Desde los inicios de la modernidad, la sensación de disgusto y desagrado ha sido una constante de la cultura occidental. Nos invade ese malestar común a todo estado psicológico de insatisfacción. No estamos donde queremos estar, ni somos quienes deseamos ser. Las cosas no siempre funcionan como esperamos, y a menudo sentimos nuestros deseos insatisfechos. Rastreamos el mundo con nuestros sentidos para tratar de adaptar nuestras creencias a la realidad, con afán de no errar en el devenir de los acontecimientos que dependen de nuestras acciones. Ocurre sin embargo que nuestras acciones son movidas por los deseos más inmediatos, y son precisamente esos deseos los que se muestran de modo más irracional, menos reflexivo, más maleable. Cuando creemos satisfecho un deseo, otro viene a ocupar su lugar sin solución de continuidad, y acabamos así convertidos en individuos infantilizados, incapaces de decidir entre una cosa o la otra, pues queremos las dos. Ya nos decía el refrán que no se puede estar en misa y repicando... ¿Por qué insistimos en contradecirlo?
¿Cómo se explica que esa permanente insatisfacción, ese sentimiento de carencia y de escasez estén tan arraigados en nuestra cultura? La aceptación de nosotros mismos como seres vivos que se sienten y se piensan libres requiere el previo reconocimiento de nuestras limitaciones, requiere saber que nuestras acciones son producto inexorable de nuestras carencias. Y que tanto el no como el sí pronunciados de pie frente a la encrucijada responden en último lugar a nuestra limitada capacidad de decisión. Toda bifurcación de caminos es una prueba de fuego: quien después de elegir se detiene, retrocede, vuelve a pensar, mira otra vez lo no elegido y opta al final por esto último, acabará por echar de menos la primera opción, y le acechará insistente una pregunta: ¿cómo hubieran sido las cosas de haber seguido el primer sendero?
¿Quiere ello decir que en la cultura occidental no hemos aprendido a ejercer la libertad? ¿Que desconociendo nuestras limitaciones pedimos más, siempre más, sin alumbrar un límite razonable a nuestra apetencia? Quizás el asunto lo entendamos mejor si lo vemos desde el punto de vista opuesto, esto es, desde la imposibilidad absoluta de elección. Porque debemos reconocer que hay una encrucijada aún peor que aquella a la que se enfrenta todo ser libre.

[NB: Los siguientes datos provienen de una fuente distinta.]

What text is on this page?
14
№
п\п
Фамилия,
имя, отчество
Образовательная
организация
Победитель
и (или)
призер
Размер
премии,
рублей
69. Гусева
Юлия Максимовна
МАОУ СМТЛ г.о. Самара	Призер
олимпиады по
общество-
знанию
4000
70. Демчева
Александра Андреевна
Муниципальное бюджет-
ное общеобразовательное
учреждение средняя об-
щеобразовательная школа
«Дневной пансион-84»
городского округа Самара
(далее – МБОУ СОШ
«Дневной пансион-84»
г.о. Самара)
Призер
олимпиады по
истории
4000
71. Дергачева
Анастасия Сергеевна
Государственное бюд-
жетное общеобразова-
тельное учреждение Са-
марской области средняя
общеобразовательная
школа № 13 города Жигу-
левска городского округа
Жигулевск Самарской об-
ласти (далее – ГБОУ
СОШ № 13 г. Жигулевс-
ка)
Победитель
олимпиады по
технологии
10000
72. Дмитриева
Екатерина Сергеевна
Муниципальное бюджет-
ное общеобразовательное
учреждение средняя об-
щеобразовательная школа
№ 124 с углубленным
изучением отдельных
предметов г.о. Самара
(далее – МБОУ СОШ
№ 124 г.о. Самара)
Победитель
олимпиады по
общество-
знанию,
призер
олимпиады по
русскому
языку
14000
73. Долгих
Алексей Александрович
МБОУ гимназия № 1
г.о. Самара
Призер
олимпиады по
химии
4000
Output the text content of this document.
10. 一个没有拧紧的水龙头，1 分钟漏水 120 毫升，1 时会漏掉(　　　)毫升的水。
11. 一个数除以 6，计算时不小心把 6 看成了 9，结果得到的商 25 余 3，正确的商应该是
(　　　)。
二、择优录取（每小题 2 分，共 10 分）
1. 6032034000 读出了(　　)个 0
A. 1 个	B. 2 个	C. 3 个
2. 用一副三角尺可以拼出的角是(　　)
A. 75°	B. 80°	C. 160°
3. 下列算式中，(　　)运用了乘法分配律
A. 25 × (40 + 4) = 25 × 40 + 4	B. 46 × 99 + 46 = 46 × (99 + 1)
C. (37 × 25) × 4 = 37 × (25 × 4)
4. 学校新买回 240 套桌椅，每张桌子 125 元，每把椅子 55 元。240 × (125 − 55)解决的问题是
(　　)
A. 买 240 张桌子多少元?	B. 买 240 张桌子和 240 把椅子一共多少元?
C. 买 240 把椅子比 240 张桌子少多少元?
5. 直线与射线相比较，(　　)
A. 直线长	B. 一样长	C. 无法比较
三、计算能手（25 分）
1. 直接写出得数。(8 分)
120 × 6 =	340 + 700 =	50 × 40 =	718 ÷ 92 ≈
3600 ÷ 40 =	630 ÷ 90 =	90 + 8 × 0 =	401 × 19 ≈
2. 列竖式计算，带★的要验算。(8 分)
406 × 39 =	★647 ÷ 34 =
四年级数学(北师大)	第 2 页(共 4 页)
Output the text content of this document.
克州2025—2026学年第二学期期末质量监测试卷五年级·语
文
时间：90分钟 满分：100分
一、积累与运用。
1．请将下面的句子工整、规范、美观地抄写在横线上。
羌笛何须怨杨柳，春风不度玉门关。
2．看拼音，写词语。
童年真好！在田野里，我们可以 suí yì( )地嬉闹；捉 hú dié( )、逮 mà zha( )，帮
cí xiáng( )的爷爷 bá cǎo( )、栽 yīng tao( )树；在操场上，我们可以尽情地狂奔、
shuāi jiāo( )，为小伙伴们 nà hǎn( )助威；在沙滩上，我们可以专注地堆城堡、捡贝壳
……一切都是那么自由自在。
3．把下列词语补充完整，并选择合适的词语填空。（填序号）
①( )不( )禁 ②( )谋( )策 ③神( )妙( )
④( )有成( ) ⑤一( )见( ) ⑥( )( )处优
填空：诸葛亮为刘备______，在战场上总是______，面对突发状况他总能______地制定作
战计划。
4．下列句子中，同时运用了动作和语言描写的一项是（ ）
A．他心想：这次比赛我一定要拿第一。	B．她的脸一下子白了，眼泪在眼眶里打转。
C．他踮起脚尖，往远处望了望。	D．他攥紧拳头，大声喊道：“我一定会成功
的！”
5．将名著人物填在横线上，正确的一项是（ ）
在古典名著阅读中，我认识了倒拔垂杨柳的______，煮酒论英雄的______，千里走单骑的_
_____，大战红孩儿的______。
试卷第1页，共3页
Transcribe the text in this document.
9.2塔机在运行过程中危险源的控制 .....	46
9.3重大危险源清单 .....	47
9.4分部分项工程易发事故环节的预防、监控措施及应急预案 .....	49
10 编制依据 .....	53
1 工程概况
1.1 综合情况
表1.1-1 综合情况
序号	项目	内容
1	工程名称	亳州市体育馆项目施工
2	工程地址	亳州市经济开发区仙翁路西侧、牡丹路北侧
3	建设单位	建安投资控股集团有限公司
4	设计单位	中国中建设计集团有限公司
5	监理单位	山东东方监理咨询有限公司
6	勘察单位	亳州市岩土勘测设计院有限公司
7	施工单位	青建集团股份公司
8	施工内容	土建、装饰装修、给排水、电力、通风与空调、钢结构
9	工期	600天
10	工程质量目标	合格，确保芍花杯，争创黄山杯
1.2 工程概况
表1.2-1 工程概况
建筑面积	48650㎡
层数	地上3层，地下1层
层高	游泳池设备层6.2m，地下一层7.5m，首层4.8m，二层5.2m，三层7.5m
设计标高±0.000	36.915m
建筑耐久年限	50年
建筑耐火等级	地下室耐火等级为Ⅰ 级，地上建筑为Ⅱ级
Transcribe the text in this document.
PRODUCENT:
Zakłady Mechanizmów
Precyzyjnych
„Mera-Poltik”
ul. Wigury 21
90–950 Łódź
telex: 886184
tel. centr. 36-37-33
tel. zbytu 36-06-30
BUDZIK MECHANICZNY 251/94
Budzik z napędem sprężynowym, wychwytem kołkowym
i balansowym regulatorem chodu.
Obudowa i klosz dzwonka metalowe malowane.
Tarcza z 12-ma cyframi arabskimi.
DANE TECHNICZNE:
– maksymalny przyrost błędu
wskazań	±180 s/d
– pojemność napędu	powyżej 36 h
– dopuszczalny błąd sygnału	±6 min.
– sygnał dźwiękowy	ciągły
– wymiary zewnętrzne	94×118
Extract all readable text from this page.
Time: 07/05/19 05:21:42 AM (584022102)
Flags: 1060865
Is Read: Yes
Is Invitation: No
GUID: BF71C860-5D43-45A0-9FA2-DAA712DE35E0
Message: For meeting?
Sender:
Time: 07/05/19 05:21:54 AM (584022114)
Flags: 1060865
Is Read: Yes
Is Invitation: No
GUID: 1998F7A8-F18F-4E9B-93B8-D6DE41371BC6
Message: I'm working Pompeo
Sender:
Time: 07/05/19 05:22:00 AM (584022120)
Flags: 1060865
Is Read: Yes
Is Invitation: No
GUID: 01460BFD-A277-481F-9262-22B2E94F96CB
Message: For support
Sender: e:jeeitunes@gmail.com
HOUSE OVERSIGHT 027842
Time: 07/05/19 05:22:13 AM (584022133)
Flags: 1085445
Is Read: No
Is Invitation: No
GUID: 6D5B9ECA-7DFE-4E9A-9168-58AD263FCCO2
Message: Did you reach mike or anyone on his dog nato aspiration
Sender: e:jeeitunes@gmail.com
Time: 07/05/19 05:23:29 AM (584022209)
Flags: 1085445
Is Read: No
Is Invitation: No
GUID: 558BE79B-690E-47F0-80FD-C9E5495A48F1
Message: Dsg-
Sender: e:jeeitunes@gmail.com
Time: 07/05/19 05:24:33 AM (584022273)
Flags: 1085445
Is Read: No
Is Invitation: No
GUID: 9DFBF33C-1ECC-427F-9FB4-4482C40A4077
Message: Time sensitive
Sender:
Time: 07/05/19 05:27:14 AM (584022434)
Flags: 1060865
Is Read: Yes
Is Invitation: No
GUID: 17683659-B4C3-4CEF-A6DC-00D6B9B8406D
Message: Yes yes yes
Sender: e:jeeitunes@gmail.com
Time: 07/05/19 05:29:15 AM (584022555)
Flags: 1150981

Es la de aquél que carece de encrucijadas, la del que no tiene dilemas, la de aquél cuya vida sólo conoce una alternativa, movido por la necesidad más acuciante: saciar el hambre. Entre vivir y perecer no caben conjeturas, no cabe especular acerca de la posibilidad de la otra senda. A lo más que se atreve el individuo situado en esa tesitura es a alzar de vez en cuando su mirada en una interrogante sin perspectiva, como escrita a ras de suelo. Sabe de la certeza cruel de su sufrimiento, y sabe también que ese dolor le viene de fuera, y que la fortuna le mantiene ahí postrado, a los pies de esa bifurcación mentirosa: pues otra vida distinta a la suya le habría tocado vivir de haber nacido otro (duele la perversidad de ese dilema: nadie nos pidió opinión al nacer).
¿Cómo no sentir entonces cierto sonrojo y bastante pudor ante la sensación de malestar que habitualmente acompaña nuestras vidas de librepensadores acomodados? ¿Cómo se articula ese malestar con el de aquél que se ve acuciado por el hambre? Quizás habría que plantearse todas las preguntas al revés, y constatar que no son nuestras creencias las que acaban adaptándose a la realidad, sino que es la realidad la que acaba adaptándose a nuestras creencias. Y que nuestros deseos son sutiles artefactos inventados por nuestras creencias para salir airosas de sus engañosos diálogos con la realidad. Vivimos encerrados en una burbuja de felicidad virtual, donde el aire se condensa alrededor de una mentira contagiosa. Nos creemos libres para saciar nuestro apetito, cuando es esa misma creencia la que nos mantiene esclavos del deseo: a su imposible satisfacción ligamos nuestra felicidad, nuestra imposible felicidad. ¿Cómo no vivir insatisfechos?